While compliance fees can often be avoided by choosing the right payment processor, non-compliance fees and fines are standardized penalties for failing to meet PCI security requirements.

4. How can I assess my website’s current PCI compliance level?

To determine your website’s PCI compliance level, start by calculating your annual transaction volume. Level 1 businesses process over 6 million transactions yearly, Level 2 handles 1-6 million transactions, Level 3 processes 20,000-1 million eCommerce transactions, and Level 4 covers businesses with fewer than 20,000 e-commerce transactions annually.

Next, access your payment processor’s compliance portal. This platform typically provides access to your Self-Assessment Questionnaire (SAQ), current compliance status, recent security scan results, and any outstanding compliance requirements that need addressing.
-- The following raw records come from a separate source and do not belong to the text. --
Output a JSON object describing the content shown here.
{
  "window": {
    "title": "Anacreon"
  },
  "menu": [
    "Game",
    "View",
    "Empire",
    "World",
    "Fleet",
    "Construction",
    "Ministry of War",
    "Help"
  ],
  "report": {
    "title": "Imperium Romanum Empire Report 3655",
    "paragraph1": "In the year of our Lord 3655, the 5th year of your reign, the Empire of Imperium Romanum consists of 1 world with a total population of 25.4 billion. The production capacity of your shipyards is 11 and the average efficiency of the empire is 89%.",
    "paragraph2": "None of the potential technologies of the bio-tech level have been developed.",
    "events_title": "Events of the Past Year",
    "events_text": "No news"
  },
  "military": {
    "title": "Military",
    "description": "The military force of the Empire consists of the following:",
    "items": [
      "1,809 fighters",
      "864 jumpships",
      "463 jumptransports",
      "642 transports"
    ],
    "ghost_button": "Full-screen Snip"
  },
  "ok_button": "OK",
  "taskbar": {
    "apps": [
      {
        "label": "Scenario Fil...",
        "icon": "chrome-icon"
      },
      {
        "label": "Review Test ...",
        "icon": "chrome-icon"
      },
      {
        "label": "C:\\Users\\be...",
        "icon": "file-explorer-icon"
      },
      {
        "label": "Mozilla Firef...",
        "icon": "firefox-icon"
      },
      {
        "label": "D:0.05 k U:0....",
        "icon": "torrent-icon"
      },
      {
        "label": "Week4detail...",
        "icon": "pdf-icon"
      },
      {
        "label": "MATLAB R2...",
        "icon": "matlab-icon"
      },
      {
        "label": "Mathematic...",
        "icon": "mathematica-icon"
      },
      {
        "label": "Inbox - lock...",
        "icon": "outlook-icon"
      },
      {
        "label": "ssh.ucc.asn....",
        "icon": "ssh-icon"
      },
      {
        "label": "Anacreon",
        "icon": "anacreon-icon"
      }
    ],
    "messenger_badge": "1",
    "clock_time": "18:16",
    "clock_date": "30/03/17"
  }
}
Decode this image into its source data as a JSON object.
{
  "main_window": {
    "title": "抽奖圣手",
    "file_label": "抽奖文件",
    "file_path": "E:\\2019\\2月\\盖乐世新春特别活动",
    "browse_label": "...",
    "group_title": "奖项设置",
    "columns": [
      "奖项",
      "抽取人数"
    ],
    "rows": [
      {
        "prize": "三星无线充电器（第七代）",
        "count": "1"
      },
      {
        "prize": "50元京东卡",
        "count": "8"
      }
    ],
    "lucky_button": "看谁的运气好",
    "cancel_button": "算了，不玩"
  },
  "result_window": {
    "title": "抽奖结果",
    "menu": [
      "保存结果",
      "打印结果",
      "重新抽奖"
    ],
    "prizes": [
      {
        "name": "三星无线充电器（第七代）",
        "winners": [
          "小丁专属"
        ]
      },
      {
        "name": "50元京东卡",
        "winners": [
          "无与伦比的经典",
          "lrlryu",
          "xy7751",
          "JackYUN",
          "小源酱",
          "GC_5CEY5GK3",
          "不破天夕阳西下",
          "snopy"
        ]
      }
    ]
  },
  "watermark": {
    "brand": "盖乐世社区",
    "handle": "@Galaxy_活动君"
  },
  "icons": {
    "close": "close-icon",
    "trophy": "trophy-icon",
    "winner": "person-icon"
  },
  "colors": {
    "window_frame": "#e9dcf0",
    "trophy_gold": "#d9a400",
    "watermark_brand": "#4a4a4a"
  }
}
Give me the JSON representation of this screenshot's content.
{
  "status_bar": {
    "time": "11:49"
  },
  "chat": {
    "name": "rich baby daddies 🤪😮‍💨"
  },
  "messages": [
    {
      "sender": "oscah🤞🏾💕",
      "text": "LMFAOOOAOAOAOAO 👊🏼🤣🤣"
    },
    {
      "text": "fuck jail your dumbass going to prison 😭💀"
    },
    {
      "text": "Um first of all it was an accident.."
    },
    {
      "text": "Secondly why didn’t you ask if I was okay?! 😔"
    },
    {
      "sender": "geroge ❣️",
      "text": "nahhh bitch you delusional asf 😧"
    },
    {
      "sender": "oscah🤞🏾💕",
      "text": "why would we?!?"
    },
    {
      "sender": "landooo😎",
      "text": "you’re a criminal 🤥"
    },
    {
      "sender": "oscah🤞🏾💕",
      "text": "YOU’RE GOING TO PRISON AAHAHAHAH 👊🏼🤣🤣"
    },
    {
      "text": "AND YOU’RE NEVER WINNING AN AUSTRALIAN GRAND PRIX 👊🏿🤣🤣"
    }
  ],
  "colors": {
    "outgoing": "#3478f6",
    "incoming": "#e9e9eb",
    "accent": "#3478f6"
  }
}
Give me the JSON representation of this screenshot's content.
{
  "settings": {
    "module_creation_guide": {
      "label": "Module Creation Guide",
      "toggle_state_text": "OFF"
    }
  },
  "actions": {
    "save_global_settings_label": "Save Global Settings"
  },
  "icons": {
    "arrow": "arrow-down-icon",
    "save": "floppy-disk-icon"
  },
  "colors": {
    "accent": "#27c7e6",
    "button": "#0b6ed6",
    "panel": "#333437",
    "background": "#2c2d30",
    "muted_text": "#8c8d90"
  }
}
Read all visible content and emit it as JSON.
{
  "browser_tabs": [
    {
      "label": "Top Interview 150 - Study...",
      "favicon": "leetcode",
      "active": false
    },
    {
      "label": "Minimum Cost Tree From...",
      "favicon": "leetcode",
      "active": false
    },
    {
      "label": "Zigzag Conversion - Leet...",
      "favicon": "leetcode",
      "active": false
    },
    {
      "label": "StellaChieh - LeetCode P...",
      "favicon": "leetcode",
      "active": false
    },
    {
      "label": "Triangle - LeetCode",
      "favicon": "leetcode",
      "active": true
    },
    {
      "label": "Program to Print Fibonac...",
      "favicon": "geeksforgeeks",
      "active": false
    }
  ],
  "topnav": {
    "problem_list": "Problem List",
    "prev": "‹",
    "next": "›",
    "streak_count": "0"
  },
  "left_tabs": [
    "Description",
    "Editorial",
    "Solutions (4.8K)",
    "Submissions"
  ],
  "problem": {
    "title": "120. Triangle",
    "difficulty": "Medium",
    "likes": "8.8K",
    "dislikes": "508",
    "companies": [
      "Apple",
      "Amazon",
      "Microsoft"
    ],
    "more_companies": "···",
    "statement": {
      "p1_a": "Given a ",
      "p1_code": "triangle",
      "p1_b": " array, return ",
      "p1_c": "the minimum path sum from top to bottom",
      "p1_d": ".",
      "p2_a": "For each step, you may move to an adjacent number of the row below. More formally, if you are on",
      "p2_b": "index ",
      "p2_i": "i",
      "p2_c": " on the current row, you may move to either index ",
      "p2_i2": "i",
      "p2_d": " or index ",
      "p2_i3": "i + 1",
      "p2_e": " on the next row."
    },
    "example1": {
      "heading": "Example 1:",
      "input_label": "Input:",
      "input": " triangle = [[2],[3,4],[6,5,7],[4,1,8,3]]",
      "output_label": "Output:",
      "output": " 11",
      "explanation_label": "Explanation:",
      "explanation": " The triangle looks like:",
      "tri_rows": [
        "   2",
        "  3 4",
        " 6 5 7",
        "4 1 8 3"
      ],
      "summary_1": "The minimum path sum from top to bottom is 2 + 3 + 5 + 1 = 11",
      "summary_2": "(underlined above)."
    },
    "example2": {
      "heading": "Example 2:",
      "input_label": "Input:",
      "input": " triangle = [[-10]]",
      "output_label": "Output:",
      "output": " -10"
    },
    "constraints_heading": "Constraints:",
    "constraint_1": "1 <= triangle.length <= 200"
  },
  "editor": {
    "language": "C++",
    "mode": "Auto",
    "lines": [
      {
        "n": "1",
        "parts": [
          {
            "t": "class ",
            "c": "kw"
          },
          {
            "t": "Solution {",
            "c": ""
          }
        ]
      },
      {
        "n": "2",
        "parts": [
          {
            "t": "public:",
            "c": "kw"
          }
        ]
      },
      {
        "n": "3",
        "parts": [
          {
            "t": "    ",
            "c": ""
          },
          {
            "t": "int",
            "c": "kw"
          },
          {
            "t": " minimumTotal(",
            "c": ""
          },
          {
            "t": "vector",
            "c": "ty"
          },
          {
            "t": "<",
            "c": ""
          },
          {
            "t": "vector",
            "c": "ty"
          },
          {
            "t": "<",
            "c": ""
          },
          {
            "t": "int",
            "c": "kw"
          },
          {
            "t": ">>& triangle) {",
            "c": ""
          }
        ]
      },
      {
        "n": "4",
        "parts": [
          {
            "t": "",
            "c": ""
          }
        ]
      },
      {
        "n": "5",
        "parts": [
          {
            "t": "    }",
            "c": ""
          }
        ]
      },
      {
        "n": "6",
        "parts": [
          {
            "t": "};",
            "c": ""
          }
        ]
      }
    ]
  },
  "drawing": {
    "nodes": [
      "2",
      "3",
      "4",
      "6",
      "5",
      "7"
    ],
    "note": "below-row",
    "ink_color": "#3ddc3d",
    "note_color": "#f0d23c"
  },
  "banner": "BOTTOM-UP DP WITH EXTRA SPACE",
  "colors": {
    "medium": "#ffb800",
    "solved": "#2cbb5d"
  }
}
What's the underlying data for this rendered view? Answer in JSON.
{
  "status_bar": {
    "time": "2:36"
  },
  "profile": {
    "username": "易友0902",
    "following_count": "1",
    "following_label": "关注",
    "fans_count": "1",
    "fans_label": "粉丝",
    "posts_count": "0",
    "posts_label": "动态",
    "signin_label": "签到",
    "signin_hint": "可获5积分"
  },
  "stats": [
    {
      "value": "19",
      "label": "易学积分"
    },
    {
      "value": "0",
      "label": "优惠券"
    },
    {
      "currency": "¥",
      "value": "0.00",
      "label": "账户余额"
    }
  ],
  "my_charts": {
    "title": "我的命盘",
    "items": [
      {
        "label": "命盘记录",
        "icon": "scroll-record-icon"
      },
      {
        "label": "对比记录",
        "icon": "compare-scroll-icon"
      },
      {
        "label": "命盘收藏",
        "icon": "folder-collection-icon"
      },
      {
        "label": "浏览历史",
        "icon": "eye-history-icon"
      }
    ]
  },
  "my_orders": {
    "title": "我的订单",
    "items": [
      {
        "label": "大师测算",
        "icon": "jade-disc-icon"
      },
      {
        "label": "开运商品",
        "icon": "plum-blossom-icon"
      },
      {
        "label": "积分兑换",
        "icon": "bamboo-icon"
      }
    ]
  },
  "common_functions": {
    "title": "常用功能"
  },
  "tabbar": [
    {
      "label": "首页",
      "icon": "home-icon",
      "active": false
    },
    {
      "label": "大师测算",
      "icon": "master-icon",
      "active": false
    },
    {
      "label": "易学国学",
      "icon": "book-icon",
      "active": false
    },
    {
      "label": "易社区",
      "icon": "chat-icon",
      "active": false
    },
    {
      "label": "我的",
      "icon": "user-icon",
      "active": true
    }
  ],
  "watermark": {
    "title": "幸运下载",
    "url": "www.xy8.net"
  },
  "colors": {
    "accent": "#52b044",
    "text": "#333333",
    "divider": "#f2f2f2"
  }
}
Conduct a preliminary security assessment by examining your current security measures. This includes verifying your firewall implementation, encryption protocols, password policies, data storage practices, and overall network security measures. These elements form the foundation of PCI compliance and will give you a clear picture of where you stand.

5. What happens if I’m not PCI compliant? 

Non-compliance with PCI DSS requirements can have serious financial and operational consequences for your business. The immediate impact is monthly non-compliance fees from your payment processor, which continue until you achieve compliance.

More severe consequences occur if a security breach happens while you’re non-compliant. Your business may face substantial fines from payment card brands, ranging from thousands to hundreds of thousands of dollars, depending on the violation’s severity and the number of compromised records. Your payment processor might also increase your transaction fees or terminate your merchant account entirely.

6. Is PCI compliance mandatory? 

PCI compliance exists in a unique space between contractual obligations and legal requirements. While there is no federal law mandating PCI compliance in the United States, it is effectively required through several mechanisms.

First, PCI compliance is mandatory through contractual obligations with credit card companies and payment processors. If you want to accept credit card payments, you must agree to follow PCI DSS requirements as part of your merchant agreement. Non-compliance can result in fines ranging from $5,000 to $500,000 per incident, and you may lose your ability to process credit card payments entirely.

Some states have taken steps to incorporate PCI standards into law. Minnesota prohibits storing certain payment card data beyond 48 hours, Nevada explicitly requires PCI DSS compliance and offers liability protection, and Washington provides liability shields for compliant businesses. These state-level requirements add legal weight to compliance obligations in these jurisdictions.

The enforcement structure involves multiple parties: the PCI Security Standards Council sets the standards, while credit card networks and payment processing companies enforce them. Non-compliant businesses risk financial penalties and placement on the Member Alert to Control High-Risk Merchants (MATCH) List, which can severely impact their ability to process payments.

7. What share of websites are already PCI compliant? 

According to Verizon’s 2023 Payment Security Report, only 43% of American businesses currently maintain PCI compliance, revealing a concerning gap in payment security standards. This surprisingly low compliance rate represents a significant risk for both businesses and consumers in the digital payment ecosystem.

The majority of businesses (57%) operating without proper PCI compliance face multiple risks:

  • Greater liability in case of security incidents. 
  • Monthly non-compliance fees from payment processors.
  • Potential penalties ranging from $5,000 to $100,000 per month.
  • Increased vulnerability to data breaches and cyber attacks.